Some things to work on [Re: Mailing list problems?]

Dwight Hughes dhughes@intellinet.com
Fri, 30 May 1997 22:56:54 -0500


| From: Jordan Henderson <jordan@Starbase.NeoSoft.COM>
| 
| I hope I don't open up a big can of worms here, but if people 
| pick the typical Unix-like fileutils to work on I recommend
| recasting them in a functional style.  This would be helped by
| having a standard set of conventions for generators.  Is the
| work done for scsh pertinent here?   I'm on shakey ground here,
| but I understand that the scsh people did a lot of good work
| mapping the Unix environment into a functional style.  Even
| if we eventually reject many Unix paradigms, doing something
| like (or just using) scsh might be a good place to start.

I think we will certainly have "files" at the beginning, and
perhaps for a long time to come. We must also interoperate with
all the traditional file based OSs out there, so we *will* need
fileutils of some kind. However, I don't know enough about
scsh to comment.

| I would hate to have a set of ported Unix utilities that are
| just written in Lisp rather than C.

So would I. I think the functionality needed for interoperability
with Unix and its files is more important to us than the Unix
utilities themselves, in most cases. Being able to _import into_/
_export from_ the LispEvn all your work from/to whatever flavor of
Unix you prefer will be very valuable.

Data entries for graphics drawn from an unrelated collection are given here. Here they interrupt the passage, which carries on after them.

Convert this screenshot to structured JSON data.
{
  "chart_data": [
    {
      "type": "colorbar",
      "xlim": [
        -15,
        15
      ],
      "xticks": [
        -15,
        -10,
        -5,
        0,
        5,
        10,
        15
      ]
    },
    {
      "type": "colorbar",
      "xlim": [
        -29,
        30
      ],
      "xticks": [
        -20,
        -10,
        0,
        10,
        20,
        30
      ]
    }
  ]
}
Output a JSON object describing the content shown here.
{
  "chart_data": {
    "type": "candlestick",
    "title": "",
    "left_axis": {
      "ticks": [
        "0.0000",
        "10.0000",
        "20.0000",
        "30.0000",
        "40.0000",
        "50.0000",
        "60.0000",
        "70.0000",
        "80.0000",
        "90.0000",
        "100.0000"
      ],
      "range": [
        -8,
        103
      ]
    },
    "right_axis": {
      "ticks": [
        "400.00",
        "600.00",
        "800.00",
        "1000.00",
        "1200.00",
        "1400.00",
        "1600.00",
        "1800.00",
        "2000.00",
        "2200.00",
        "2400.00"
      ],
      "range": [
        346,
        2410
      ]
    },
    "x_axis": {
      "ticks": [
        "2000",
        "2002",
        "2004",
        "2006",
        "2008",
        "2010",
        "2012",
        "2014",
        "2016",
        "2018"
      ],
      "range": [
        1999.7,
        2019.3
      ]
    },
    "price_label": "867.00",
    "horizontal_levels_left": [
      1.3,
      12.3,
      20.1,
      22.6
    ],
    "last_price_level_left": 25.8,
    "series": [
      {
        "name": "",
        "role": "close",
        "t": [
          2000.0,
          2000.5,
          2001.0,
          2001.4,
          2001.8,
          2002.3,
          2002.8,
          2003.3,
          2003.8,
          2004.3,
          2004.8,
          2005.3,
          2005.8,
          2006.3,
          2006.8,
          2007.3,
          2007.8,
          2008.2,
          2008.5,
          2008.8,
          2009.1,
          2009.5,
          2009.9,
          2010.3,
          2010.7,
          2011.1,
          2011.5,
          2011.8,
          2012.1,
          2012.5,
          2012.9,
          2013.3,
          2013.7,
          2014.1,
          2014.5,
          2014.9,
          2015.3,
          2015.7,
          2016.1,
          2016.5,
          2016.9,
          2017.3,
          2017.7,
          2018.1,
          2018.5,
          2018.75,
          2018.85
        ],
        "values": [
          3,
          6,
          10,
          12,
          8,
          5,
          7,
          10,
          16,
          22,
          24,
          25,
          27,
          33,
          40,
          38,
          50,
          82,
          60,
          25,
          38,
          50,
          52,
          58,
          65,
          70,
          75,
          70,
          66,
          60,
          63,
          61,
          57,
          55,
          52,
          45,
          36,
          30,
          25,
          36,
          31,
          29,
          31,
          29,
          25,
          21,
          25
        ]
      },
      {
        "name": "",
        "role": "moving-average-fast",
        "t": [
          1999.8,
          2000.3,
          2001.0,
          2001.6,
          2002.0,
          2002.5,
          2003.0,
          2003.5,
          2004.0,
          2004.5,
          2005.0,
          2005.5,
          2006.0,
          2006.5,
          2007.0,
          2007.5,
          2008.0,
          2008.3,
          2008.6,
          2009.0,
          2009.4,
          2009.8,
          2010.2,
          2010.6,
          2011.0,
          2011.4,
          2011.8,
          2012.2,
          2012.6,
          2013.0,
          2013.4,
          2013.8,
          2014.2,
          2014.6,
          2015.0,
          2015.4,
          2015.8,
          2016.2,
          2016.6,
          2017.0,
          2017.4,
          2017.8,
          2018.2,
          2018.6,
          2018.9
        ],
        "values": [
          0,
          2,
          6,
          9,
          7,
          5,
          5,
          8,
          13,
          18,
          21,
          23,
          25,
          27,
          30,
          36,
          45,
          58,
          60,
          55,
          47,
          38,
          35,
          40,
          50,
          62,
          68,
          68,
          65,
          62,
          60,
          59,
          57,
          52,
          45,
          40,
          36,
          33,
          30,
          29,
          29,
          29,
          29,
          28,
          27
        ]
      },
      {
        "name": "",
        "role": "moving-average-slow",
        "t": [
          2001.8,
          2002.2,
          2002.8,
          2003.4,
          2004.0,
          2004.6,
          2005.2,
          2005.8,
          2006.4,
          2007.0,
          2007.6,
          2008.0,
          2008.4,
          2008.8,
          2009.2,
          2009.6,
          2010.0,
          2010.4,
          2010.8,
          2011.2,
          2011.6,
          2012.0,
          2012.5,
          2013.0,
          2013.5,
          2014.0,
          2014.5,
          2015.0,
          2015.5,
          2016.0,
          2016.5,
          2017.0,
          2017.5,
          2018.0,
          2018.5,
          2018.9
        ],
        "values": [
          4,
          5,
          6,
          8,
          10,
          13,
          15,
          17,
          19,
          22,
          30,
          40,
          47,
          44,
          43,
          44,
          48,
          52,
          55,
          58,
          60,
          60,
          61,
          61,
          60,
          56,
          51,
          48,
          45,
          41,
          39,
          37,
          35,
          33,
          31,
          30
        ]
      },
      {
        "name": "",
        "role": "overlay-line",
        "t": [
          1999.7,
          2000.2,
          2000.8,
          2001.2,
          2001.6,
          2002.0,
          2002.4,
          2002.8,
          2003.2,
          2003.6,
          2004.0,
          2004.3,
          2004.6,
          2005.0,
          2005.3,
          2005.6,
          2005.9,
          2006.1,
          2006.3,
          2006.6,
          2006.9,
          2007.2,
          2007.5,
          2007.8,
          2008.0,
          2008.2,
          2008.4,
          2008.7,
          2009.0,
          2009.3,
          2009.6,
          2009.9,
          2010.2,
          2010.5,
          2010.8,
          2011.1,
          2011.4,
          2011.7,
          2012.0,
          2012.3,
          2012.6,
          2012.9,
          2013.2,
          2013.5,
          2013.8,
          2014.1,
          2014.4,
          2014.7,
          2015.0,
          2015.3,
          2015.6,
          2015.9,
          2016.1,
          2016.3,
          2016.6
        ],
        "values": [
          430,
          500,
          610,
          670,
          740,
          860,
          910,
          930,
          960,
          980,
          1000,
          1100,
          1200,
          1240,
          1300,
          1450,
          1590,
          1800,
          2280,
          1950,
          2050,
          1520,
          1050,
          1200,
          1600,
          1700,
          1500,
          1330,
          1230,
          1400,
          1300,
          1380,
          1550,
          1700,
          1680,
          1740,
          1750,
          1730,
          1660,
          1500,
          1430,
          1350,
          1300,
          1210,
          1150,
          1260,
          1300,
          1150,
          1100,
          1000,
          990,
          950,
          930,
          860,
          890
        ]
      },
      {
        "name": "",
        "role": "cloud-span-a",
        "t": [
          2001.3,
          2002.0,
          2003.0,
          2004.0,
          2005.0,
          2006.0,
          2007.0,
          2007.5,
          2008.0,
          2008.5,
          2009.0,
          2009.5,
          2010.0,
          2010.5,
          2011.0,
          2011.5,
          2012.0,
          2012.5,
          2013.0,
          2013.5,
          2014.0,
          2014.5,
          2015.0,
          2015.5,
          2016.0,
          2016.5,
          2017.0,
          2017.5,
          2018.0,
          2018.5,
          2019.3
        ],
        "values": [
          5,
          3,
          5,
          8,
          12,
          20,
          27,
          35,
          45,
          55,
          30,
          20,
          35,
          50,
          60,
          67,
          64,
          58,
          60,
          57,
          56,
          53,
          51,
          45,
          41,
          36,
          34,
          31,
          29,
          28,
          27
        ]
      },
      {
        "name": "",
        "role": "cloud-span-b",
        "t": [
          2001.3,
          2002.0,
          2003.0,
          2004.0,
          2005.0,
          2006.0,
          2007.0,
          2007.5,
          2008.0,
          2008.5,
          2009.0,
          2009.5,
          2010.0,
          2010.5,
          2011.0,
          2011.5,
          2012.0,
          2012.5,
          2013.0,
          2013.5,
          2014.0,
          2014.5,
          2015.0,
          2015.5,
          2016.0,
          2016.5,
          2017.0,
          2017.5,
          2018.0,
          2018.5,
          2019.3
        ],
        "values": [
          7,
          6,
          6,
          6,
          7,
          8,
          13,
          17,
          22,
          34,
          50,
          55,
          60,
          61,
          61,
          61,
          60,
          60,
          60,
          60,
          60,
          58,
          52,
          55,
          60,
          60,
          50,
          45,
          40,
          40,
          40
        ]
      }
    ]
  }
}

We need some sort of
tar, gzip, gunzip,... for sure.

| OK, what _are_ some utilities needed to support development?  
| Source code control?  Make?  An editor (Hemlock?).

One thing we might look at is seeing what we can do to free
Hemlock from its dependence on CLX, and thus to the X interface.
Perhaps just refactoring it to minimize changes necessary to
port it to another GUI. (Martin's comments gave me the impression
that it is tied rather tightly to the X interface - I haven't
looked at Hemlock's code yet to see how it is structured.)

| Some productivity tools?  A calendar, calculator, spreadsheet?

Are there some good dictionaries we can bring into the LispEnv
without too much sweat? A nice HTML/SGML/XML viewer/editor
(not a general web-browser) for viewing/creating various doc
(a help system?) would be useful too.